Rate Coefficients and Mechanisms for the Atmospheric Oxidation of the Aldehydes

Aldehydes are emitted from a variety of anthropogenic sources associated with natural gas and petroleum combustion (for examples, see tables I-C-2 and I-C-3). Winer et al. (1992) have discussed direct emissions of aldehydes from biogenic sources. They are also important intermediates in the oxidation of directly emitted organic compounds. For example, formaldehyde, CH2O formed in the reaction of CH3O with O2 . . . CH3O + O2 → CH2O + HO2 . . . CH3O is formed in the oxidation of methane, and a number of other compounds.

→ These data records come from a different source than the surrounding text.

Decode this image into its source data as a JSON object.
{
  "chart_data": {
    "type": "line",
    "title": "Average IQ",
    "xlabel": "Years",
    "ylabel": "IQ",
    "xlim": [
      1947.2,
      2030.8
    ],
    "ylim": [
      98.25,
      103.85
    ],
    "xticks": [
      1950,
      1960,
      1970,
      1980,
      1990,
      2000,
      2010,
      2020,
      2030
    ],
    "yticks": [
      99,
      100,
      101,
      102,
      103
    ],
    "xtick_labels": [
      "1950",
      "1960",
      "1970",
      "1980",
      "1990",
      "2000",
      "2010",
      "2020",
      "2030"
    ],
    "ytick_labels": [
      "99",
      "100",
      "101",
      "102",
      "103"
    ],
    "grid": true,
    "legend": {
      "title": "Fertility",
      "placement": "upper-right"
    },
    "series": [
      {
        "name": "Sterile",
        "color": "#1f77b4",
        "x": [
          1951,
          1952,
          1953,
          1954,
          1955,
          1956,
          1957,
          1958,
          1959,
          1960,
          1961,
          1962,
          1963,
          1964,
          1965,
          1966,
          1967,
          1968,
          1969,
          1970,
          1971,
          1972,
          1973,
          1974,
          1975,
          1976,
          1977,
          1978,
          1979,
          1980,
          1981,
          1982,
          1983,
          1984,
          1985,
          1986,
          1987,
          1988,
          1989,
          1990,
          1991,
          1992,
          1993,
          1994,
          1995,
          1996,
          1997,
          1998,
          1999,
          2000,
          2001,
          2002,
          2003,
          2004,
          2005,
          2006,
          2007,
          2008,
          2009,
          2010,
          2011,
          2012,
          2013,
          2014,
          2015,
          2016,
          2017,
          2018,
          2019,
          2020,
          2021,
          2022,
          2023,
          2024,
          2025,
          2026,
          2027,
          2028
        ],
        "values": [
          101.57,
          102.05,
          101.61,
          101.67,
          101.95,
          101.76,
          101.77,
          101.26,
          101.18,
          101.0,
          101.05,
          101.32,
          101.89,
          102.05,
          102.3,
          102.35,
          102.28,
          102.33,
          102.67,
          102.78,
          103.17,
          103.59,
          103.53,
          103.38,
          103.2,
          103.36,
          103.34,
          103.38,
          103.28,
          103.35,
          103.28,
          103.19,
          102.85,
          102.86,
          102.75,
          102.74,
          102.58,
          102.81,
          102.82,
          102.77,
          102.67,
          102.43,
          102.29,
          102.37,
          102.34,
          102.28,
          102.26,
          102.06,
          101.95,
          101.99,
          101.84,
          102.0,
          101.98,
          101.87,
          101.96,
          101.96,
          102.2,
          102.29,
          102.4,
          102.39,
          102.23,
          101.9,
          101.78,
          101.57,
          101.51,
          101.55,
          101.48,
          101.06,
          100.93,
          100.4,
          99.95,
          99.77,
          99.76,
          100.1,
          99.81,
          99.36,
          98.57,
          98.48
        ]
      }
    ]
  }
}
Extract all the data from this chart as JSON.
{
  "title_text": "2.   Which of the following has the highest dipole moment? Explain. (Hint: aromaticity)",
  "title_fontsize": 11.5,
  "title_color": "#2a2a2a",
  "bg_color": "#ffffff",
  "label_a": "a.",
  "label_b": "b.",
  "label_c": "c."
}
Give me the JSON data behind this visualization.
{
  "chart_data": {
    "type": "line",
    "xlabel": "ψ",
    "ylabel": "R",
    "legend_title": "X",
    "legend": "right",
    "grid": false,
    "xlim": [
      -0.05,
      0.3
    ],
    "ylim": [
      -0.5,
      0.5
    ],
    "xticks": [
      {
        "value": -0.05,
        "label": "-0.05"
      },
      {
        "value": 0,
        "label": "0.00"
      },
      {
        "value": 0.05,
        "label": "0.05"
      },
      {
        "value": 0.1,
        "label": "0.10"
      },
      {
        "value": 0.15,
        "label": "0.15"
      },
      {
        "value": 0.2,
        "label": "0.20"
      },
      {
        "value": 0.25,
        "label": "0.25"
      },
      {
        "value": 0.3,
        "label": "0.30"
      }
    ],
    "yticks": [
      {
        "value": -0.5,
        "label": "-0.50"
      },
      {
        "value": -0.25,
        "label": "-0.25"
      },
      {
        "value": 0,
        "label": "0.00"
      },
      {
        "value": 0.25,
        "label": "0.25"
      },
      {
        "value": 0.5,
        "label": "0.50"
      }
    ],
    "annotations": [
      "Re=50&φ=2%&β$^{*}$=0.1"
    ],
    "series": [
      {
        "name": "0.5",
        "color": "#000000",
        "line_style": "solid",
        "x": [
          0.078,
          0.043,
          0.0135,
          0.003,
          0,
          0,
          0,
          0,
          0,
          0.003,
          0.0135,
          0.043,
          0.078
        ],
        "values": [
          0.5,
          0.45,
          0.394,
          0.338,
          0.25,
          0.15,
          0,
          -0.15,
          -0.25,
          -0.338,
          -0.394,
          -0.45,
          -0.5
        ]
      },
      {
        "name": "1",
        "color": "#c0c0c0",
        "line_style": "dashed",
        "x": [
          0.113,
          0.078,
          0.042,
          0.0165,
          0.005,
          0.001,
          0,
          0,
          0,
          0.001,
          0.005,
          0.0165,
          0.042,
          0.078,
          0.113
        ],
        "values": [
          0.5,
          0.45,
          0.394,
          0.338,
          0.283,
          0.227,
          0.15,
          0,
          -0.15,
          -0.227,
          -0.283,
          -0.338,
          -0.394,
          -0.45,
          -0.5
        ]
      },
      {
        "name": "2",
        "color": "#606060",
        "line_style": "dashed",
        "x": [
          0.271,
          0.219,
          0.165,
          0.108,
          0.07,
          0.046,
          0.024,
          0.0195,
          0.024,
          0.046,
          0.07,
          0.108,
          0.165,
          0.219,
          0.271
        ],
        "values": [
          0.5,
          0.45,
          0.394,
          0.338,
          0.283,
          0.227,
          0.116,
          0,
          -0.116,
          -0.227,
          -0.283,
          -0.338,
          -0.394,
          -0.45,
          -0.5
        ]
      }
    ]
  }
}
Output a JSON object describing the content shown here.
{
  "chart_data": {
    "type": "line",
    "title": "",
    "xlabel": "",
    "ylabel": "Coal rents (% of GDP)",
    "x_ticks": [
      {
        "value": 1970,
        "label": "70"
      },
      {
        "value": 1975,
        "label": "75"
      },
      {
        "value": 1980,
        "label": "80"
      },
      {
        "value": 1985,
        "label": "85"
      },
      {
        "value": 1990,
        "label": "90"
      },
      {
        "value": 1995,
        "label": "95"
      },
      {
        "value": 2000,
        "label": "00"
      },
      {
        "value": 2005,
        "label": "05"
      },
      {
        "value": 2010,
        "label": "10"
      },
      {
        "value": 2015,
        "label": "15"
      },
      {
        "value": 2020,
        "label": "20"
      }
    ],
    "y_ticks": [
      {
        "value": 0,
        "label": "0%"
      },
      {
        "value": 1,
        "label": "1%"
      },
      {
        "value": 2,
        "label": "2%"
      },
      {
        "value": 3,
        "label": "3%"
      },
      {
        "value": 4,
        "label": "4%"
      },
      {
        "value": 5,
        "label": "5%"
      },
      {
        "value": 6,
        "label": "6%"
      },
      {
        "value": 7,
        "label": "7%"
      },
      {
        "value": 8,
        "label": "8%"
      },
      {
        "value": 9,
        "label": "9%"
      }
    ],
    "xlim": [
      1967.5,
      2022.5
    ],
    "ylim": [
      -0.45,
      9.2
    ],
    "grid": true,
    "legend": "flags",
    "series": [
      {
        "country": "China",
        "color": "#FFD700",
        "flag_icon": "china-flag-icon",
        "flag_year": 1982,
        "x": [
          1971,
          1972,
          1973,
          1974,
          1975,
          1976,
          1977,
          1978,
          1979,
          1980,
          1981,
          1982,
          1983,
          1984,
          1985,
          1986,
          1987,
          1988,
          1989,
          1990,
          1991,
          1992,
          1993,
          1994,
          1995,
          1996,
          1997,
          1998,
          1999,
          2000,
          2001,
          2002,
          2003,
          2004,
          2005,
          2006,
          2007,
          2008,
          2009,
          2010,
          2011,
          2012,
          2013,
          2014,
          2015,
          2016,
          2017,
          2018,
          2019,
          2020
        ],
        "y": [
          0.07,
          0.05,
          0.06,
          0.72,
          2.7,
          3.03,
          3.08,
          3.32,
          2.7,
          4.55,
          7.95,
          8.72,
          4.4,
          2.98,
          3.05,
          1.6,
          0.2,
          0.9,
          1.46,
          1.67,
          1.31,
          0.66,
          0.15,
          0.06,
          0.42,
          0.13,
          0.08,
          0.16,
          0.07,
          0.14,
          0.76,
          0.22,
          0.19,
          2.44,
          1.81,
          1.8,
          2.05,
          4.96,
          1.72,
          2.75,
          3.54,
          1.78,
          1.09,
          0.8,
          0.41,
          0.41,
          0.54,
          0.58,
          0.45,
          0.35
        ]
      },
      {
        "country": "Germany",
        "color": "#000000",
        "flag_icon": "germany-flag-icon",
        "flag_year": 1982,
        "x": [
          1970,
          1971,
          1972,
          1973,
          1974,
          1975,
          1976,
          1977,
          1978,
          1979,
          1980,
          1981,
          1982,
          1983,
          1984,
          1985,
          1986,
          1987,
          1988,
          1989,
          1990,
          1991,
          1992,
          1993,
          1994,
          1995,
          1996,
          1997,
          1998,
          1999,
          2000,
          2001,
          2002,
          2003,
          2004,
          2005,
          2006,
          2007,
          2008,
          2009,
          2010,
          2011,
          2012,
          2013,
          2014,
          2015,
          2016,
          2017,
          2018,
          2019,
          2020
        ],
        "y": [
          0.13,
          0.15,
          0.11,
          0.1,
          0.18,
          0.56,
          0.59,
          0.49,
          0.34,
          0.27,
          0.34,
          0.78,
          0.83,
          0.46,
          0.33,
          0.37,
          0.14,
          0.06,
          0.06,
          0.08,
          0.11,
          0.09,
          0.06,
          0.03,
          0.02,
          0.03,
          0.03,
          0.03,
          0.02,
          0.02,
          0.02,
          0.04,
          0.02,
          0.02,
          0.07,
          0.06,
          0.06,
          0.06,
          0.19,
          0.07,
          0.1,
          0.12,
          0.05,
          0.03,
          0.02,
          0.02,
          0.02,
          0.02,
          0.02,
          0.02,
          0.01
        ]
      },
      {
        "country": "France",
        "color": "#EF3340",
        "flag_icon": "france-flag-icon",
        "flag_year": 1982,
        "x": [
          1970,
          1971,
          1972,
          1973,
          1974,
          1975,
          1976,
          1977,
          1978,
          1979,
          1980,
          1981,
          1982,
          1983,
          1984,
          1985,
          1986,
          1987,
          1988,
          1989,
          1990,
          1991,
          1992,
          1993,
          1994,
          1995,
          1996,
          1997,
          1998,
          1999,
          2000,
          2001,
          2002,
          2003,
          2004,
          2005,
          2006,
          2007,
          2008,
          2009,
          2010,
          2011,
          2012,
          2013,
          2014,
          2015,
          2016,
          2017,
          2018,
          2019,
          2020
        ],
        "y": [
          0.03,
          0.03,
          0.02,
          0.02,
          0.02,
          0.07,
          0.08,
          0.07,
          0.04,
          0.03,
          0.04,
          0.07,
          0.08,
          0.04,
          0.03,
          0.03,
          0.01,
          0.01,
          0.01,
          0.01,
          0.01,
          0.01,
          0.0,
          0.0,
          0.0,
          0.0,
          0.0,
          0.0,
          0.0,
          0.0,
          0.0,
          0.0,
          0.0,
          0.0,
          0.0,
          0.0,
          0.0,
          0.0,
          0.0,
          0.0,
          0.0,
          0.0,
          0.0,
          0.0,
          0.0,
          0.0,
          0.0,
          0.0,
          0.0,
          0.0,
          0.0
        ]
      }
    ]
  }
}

There are also many other sources of CH2O; for example, the Leeds University’s Master Chemical Mechanism (MCM) lists a total of ∼ 140 CH2O precursors: http://mcm.leeds.ac.uk/MCM/. Aldehydes with saturated hydrocarbon chains (termed alkanals or acyclic aldehydes) react mainly with OH during the day and with NO3 at night. The aldehydic C—H bond is weaker than those in the hydrocarbon chain; and, certainly for the shorter carbon chain species, abstraction by both OH and NO3 occurs primarily at the aldehydic center to form an acyl radical which reacts rapidly with O2 to form an acylperoxy radical, e.g., . . . CH3CHO + OH → CH3CO + H2O . . . . . . CH3CO + O2 → CH3C(O)O2 . . . An important reaction of the acylperoxy radical is with NO2 to form an acylperoxy nitrate. In the example shown, the oxidation of acetaldehyde gives acetyl peroxy radicals which can react with NO2 to form peroxyacetyl nitrate, CH3C(O)O2NO2, generally known as PAN: . . . CH3C(O)O2 + NO2 → CH3C(O)O2NO2 . . . Peroxyacyl nitrates dissociate quite quickly at 298 K, to regenerate peroxyacyl radicals. For example, PAN has a lifetime of about 50 min. The lifetime increases rapidly at the lower temperatures experienced at higher altitudes and is several months at the temperatures (∼ 250 K) of the upper troposphere. This long lifetime provides a mechanism for the transport of NOx from polluted areas to less polluted areas, by transfer of peroxyacyl nitrates from the boundary layer to the free troposphere; subsequent subsidence can return them to the boundary layer where they dissociate at the higher temperatures encountered there. The atmospheric reactions of the nitrates are discussed in detail in chapters VIII and IX.